Subiu os últimos degraus até à Praça do Príncipe Real. Ninguém. Sempre ninguém. O quiosque fechado. Portas e portas cerradas em fila. Um cão, passando num trote ligeiro, levantou brevemente um olhar curioso na sua direção, logo seguindo caminho para os lados da Misericórdia. O Velho tocou com os dedos nodosos a pasta com os seus escritos para confirmar o seu propósito e atravessou a rua deserta. Aquela ausência de gente não o assustava, mas deixava-o perplexo. E se a cidade tivesse sido abandonada enquanto ele escrevia em casa? E se uma doença estranha tivesse matado todos de repente? O Velho era um escritor e tinha muita fantasia.
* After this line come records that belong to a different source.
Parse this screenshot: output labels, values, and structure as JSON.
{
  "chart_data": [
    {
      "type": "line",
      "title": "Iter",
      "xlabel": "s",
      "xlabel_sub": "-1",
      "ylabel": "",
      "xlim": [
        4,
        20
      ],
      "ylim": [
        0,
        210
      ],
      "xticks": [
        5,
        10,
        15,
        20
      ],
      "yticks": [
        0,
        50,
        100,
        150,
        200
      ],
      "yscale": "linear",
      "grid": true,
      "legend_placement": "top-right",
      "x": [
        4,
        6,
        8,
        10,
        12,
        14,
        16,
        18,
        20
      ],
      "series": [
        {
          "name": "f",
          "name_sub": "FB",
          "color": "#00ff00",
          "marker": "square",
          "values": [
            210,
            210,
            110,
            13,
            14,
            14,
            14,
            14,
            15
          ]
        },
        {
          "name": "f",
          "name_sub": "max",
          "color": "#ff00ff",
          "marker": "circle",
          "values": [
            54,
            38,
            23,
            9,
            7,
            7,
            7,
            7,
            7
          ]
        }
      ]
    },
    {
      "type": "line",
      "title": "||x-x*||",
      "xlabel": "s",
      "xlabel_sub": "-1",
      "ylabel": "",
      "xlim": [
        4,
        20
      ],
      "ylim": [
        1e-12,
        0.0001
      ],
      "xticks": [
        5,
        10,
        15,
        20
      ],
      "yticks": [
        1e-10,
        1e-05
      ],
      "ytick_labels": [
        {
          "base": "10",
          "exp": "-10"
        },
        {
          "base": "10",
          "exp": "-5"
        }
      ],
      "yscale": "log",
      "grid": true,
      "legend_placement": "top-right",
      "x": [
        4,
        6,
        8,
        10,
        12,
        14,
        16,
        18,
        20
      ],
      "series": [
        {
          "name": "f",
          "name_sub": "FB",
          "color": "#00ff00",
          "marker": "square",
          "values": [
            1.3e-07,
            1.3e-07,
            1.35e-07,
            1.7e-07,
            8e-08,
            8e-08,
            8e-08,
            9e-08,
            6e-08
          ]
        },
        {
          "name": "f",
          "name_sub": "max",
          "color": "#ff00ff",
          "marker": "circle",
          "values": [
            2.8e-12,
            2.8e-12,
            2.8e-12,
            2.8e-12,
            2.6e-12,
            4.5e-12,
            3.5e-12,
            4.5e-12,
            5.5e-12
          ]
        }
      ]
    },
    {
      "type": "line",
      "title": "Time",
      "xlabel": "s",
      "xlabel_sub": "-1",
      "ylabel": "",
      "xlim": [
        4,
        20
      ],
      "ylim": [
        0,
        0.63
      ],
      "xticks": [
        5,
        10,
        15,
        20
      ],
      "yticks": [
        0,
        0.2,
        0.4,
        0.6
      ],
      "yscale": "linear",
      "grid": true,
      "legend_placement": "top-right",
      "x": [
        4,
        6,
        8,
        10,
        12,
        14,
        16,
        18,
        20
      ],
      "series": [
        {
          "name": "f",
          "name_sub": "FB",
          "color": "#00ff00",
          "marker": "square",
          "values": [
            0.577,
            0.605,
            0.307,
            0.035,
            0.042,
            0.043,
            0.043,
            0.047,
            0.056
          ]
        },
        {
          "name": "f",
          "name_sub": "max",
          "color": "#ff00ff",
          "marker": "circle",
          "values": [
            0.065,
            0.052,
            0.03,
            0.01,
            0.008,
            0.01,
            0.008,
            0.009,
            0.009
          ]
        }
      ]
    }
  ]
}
A Árvore pelo menos estava ali do outro lado do jardim. O Velho atravessou o pequeno prado molhado e sentiu um esguicho de água que lhe atingiu o rosto e lhe molhou o sobretudo de pelo de camelo. Apesar de não haver ninguém na rua, os aspersores continuavam a regar. Por quanto tempo? Sem gente para cuidar deles por quanto tempo regariam a relva? Até que esta, de tão alta, os impedisse de o fazer? Pela primeira vez neste dia e para dizer a verdade, em todo este ano, o Velho sorriu.

O Velho olhou para a Árvore. E notou que a cara da filha aparecia agora esculpida nos velhos nós da sua casca e também desenhada em delicados retículos verdes sobre a superfície das suas folhas. E então o Velho leu. Leu a sua ode à fúria e ao ódio e também ao seu amor pela filha. Leu como se nada mais existisse. De um fôlego. Num longo e ritmado grito. Lia alto para ela, mas queria que todos ouvissem. Lia para todos os que aparentemente se tinham ido embora. O Velho no fundo gostava de público.

Nessa bonita tarde de terça-feira, levantou-se então um forte vento. Numa janela do terceiro andar do número 32 da Rua da Escola Politécnica, uma pesada cortina adamascada pareceu por um segundo entreabrir-se ao toque dele.

O Velho ouviu então como que um uivo e viu uma ambulância vir na sua direção através do Jardim, de sirenes em riste, fintando árvores, saltando canteiros, esmagando relvas e flores. Quando finalmente estacou na sua frente, dela saíram aquilo que lhe pareceram ser dois astronautas, insuflados num uniforme branco, máscaras e garrafas de ar pressurizado. Quando o agarraram, o Velho que continuara a declamar naquele longo e ritmado grito apercebeu-se que o seu escrito lhe tinha escapado das mãos.

Então, o Velho calou-se. E num vendaval, todas aquelas páginas brancas, cheias de uma escrita invisível, uma indelével ode à fúria, ao ódio e ao seu amor por ela, voaram livres como gaivotas, na direção do Bairro Alto e dali para o rio e depois para o mar.